Quathromme similarly cautions: “For the foreseeable future we also see a need for manually operated machines. We strongly believe that a comfortable operator is a productive operator and therefore having the very ergonomic products on the market is key to lowering operation cost.”

Mohammad adds that customers want solutions that not only deliver a return on investment, but they want it faster than ever before. The industry, in turn, has to respond with new equipment and technologies that allow customers to see how their investments are impacting their overall operation.

Caterpillar’s Quathromme adds: “In the past three years, we saw that low price products were catching the interest of some customers. They have realised now that purchasing a low price product has a big impact on the cost of ownership. Customers nowadays, are taking in consideration, not only the purchase price, but also the product support capacity of the dealer, and the total cost of ownership for the next three to five years.”

Hala’s Abraham similarly concludes: “Companies are looking for valuable products that will be productive for a longer period. Our principal, Heli, has been slowly developing their products, and Hala is building up its complimentary services to ensure that the customer gets better value.

Caterpillar has also seen a change in the way customers purchase their trucks — with a growing trend towards renting or long-term leasing options instead of direct purchasing.

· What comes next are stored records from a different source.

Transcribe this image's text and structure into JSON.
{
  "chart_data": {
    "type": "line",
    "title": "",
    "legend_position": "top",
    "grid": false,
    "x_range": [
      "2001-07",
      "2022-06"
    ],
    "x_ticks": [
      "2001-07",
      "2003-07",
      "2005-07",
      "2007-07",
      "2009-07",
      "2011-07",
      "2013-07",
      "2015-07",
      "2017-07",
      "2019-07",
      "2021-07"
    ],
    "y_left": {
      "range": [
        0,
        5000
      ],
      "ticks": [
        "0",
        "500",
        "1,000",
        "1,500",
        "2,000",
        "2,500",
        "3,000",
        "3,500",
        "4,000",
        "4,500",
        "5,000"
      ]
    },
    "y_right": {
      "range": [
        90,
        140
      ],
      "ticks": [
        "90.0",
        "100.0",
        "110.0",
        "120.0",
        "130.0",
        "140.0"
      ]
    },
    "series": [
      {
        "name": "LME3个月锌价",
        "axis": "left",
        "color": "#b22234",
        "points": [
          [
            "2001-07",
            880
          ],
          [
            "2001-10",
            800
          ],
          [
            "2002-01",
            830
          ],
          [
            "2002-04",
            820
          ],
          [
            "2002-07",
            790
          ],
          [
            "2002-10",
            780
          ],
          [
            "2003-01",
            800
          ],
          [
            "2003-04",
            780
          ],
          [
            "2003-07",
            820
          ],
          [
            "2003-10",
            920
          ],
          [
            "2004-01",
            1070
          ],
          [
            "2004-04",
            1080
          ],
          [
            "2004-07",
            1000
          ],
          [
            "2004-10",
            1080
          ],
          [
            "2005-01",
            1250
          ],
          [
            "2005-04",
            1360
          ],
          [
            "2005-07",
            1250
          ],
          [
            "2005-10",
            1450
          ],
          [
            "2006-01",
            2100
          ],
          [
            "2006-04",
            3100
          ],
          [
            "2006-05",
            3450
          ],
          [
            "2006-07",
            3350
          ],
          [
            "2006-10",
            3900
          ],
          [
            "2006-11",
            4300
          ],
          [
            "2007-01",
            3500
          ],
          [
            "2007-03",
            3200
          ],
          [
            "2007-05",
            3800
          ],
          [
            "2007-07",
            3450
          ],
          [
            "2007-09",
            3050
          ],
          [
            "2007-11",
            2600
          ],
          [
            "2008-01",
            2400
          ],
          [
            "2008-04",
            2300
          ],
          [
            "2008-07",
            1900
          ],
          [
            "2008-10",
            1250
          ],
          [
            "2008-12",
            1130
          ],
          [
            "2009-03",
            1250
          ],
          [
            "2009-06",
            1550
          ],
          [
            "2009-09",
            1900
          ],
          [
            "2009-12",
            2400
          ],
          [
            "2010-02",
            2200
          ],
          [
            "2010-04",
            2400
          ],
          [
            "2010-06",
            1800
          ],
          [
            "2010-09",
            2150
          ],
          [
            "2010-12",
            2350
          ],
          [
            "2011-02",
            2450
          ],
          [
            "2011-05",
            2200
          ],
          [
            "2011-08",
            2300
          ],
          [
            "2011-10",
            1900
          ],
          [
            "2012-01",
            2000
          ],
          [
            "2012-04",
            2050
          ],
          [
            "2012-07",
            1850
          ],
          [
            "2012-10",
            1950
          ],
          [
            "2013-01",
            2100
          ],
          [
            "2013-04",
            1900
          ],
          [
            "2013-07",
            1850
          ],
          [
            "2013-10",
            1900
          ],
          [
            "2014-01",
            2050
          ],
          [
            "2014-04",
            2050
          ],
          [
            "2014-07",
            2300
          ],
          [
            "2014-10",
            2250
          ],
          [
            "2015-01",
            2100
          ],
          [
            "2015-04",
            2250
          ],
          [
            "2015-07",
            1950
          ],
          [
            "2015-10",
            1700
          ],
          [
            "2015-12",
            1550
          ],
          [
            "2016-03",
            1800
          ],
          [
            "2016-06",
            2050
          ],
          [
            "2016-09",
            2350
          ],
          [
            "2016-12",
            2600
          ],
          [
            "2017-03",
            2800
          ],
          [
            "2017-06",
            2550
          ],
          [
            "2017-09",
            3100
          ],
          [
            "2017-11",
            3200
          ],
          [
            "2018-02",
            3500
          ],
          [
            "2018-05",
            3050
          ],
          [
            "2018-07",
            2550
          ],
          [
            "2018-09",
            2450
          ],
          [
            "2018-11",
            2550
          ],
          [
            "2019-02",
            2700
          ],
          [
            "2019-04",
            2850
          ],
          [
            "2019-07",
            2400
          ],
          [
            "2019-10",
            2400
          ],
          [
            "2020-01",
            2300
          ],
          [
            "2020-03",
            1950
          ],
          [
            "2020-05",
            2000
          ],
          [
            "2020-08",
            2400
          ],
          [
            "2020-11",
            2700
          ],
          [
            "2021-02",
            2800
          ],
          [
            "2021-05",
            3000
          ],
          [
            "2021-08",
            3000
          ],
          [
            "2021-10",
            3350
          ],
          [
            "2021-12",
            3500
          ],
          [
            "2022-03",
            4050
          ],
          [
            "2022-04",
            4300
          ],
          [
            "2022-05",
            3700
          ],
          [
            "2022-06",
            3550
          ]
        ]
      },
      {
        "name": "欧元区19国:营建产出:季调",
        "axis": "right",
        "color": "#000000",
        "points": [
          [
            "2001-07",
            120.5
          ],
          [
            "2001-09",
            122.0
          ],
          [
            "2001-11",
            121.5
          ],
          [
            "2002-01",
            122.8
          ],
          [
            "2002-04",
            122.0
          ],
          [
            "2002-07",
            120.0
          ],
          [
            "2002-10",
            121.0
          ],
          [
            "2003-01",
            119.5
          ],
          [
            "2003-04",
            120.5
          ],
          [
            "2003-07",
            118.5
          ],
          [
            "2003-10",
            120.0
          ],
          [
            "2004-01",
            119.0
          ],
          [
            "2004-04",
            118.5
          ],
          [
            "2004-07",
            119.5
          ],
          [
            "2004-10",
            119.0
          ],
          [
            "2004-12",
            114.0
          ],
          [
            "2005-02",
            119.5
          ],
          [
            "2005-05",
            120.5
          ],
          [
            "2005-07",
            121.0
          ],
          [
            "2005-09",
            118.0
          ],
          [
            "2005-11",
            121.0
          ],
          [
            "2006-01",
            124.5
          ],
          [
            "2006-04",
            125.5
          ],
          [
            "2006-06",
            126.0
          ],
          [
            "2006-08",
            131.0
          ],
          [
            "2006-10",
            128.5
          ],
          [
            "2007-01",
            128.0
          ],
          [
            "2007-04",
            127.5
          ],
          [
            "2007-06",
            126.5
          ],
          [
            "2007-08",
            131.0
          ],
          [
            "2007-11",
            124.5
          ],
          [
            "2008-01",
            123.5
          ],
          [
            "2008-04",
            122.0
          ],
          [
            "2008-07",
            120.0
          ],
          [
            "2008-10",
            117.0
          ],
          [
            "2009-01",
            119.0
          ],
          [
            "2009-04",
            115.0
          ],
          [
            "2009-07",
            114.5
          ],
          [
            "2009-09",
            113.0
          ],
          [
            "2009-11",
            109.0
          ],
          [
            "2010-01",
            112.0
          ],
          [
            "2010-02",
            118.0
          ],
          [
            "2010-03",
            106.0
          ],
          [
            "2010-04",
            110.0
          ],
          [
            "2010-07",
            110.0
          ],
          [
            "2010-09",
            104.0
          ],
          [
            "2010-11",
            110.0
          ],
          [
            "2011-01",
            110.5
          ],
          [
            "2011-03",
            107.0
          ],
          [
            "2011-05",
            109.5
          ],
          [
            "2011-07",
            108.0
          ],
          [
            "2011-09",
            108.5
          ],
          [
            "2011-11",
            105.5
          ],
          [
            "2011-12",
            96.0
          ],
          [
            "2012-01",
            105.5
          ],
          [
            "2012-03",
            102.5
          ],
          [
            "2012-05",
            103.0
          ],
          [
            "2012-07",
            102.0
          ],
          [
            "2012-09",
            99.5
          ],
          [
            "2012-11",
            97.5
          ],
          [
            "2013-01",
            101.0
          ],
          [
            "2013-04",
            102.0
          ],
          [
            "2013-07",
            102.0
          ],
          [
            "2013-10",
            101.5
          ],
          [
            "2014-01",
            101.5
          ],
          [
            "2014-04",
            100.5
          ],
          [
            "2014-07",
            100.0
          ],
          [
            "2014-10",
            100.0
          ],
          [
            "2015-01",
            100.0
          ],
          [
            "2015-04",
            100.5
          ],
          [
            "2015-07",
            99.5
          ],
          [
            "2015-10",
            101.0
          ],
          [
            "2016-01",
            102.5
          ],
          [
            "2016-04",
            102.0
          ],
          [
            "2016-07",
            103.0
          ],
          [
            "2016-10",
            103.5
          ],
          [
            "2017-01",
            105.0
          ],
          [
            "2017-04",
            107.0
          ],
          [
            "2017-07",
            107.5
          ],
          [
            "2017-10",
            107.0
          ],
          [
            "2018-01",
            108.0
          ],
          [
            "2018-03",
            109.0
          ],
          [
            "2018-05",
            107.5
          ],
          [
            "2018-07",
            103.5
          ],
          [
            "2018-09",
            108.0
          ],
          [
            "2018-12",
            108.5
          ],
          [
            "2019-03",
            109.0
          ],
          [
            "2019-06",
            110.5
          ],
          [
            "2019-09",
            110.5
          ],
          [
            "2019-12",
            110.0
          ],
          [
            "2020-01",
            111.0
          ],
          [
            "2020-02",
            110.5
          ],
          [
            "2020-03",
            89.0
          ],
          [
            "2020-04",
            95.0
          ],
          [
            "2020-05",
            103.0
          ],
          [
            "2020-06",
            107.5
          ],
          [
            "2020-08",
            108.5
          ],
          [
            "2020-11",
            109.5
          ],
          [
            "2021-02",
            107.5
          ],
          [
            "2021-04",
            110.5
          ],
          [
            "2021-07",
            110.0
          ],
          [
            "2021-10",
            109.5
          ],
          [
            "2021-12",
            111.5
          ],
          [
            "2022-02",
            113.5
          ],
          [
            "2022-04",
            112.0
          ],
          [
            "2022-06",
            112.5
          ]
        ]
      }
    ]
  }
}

Quathromme details: “Rental solutions from six months to 60 months are a very good solution that can help to rationalise and control costs by means of a fixed and transparent monthly fee. Renting also gives customers a better flexibility as they can adapt the size of their fleet more according to their needs. This is proving very interesting for example in seasonal business that experience high peaks of activity or production.”

Overall, the mood in the segment is one of buoyancy and dynamism, with numerous trends driving opportunities for the OEMs and distributors willing and ready to react to the change.

Looking forward, Abraham adds: “The material handling equipment industry is here to stay and will grow year on year.”